Greynn jura entre ses dents. Il détestait parfois les humains. Ils étaient si.. peureux. Il pouvait le sentir, tout autour de lui, sillonnant la foule bruyante qui emplissait le port de Caisleán. Il lisait dans leurs coeurs comme dans un livre ouvert et ce qu'il y voyait le dégoûtait. Ils étaient emplis d'une peur haineuse de tout et de tout le monde, et en ce moment même, surtout de lui. Le Ténébreux. Le soi-disant monstre qui enlevait les jeunes filles et pouvait tuer n'importe qui d'un simple contact de la main.. Des rumeurs fondées sur des faits, mais incroyablement exagérés, déformés. Il pensait s'habituer à la longue mais c'était plus difficile qu'il ne l'avait cru, et la colère le submergeait parfois sans qu'il n'y puisse rien faire. Le rejet éveillait un profond sentiment d'injustice chez lui.
Enervé par les insultes qu'on lançait à son passage depuis qu'il avait mis le pied dehors, il marchait d'un pas rapide et n'hésitait pas à bousculer quiconque se trouvait en travers de son chemin, déclenchant de nouvelles exclamations qu'il feignait d'ignorer.

Il était d'autant plus las que la nuit avait été longue, et qu'il avait encore beaucoup de travail. Son dernier job lui donnait un peu de fil à retordre : le "contrat" avait compris qu'il avait un mercenaire à ses trousses, et le jeune Ténébreux avait passé une nuit entière à essayer de le localiser, en vain.
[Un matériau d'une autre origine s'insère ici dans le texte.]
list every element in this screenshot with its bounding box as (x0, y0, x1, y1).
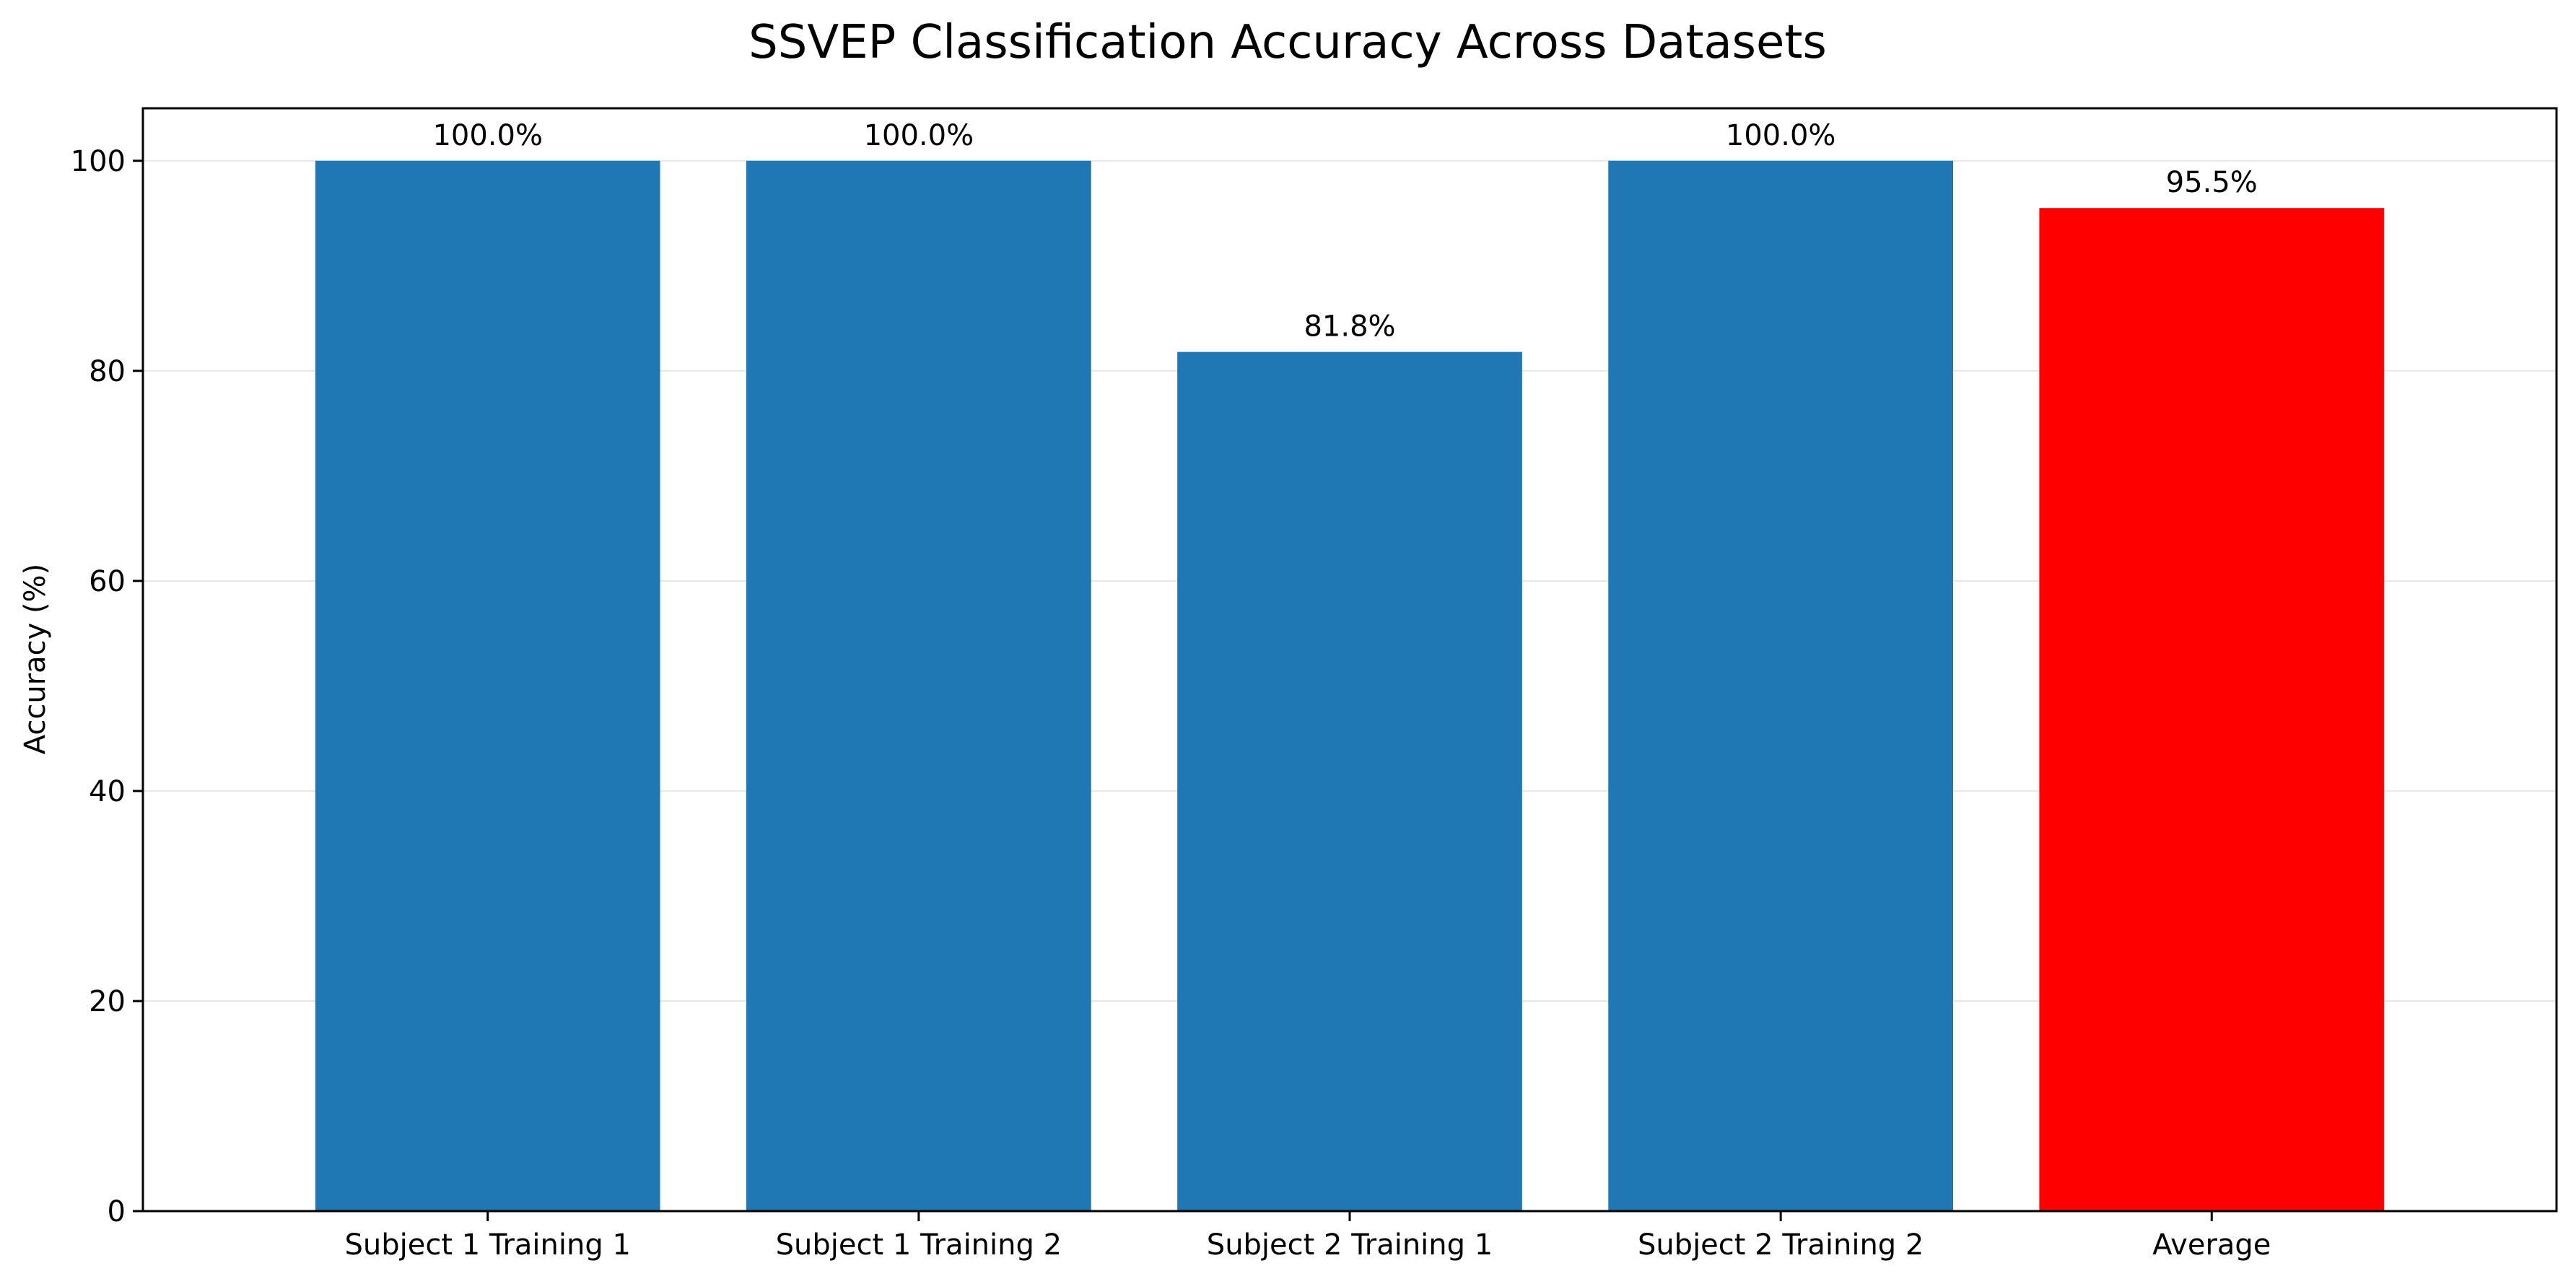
y-tick-label: 80 (89, 355, 126, 388)
bar-average (2039, 208, 2385, 1212)
bars (315, 160, 2385, 1212)
x-tick-label: Subject 2 Training 2 (1638, 1228, 1924, 1262)
x-tick-label: Subject 2 Training 1 (1207, 1228, 1493, 1262)
x-tick-label: Average (2152, 1228, 2271, 1262)
data-label: 81.8% (1304, 310, 1395, 344)
data-label: 100.0% (432, 119, 543, 152)
x-axis: Subject 1 Training 1 Subject 1 Training 2… (345, 1211, 2271, 1262)
chart-title: SSVEP Classification Accuracy Across Dat… (748, 16, 1827, 69)
data-label: 100.0% (864, 119, 974, 152)
y-tick-label: 60 (89, 565, 126, 598)
x-tick-label: Subject 1 Training 1 (345, 1228, 631, 1262)
y-axis-label: Accuracy (%) (19, 564, 52, 755)
y-tick-label: 20 (89, 985, 126, 1018)
data-label: 95.5% (2166, 166, 2258, 199)
bar-subject-1-training-2 (746, 160, 1091, 1211)
y-tick-label: 40 (89, 775, 126, 808)
x-tick-label: Subject 1 Training 2 (776, 1228, 1062, 1262)
data-label: 100.0% (1726, 119, 1836, 152)
y-tick-label: 100 (71, 145, 126, 178)
bar-subject-2-training-2 (1608, 160, 1953, 1211)
y-axis: 0 20 40 60 80 100 (71, 145, 143, 1228)
bar-subject-2-training-1 (1177, 351, 1522, 1211)
bar-subject-1-training-1 (315, 160, 660, 1211)
data-labels: 100.0% 100.0% 81.8% 100.0% 95.5% (432, 119, 2257, 344)
y-tick-label: 0 (108, 1195, 126, 1228)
Le type était influent et connaissait l'île comme sa poche, ce qui laissait présager une longue traque. D'autant qu'à l'heure qu'il était il avait peut être déjà filé sur un bateau allant à l'autre bout du continent, mais Greynn n'avait aucun moyen de le savoir pour le moment, et c'était la raison pour laquelle il allait passer la journée à glaner des informations à travers toute la ville au lieu de se reposer. Techniquement, il aurait pu prendre le temps de dormir un peu, le client n'était pas à un jour près.. Seulement voilà, il avait cruellement besoin d'argent, attendant toujours d'être à sec avant de prendre un nouveau contrat (il songeait à changer cette habitude prochainement), et il soupçonnait le client d'avoir engagé plusieurs types pour ce travail, ce qui signifiait : premier arrivé, premier servi. Il lui faudrait être rapide s'il ne voulait pas voir la prime lui passer sous le nez. Cette perspective le mettait de très mauvaise humeur.
A tel point qu'au bout de quelques minutes, lorsqu'un petit groupe d'hommes passablement alcoolisés devant une taverne l'interpella avant de l'insulter copieusement, il s'arrêta net. Des ricanements s'élevèrent, les insultes se remirent à pleuvoir. Fulminant intérieurement, il les regarda cependant d'un air parfaitement calme et s'avança vers eux. Ils étaient trois. Deux d'entre eux se turent et reculèrent un peu, tâchant de garder les apparences malgré la vague crainte qui émanait d'eux. Le troisième lui, fit une erreur. Il resta bien campé sur ses deux jambes, faisant face au Ténébreux en le toisant d'un air méprisant.

- Et alors, qu'est-ce que tu vas faire, chien de Ténébreux ? Vas-y, frappe-moi ! T'as peur ?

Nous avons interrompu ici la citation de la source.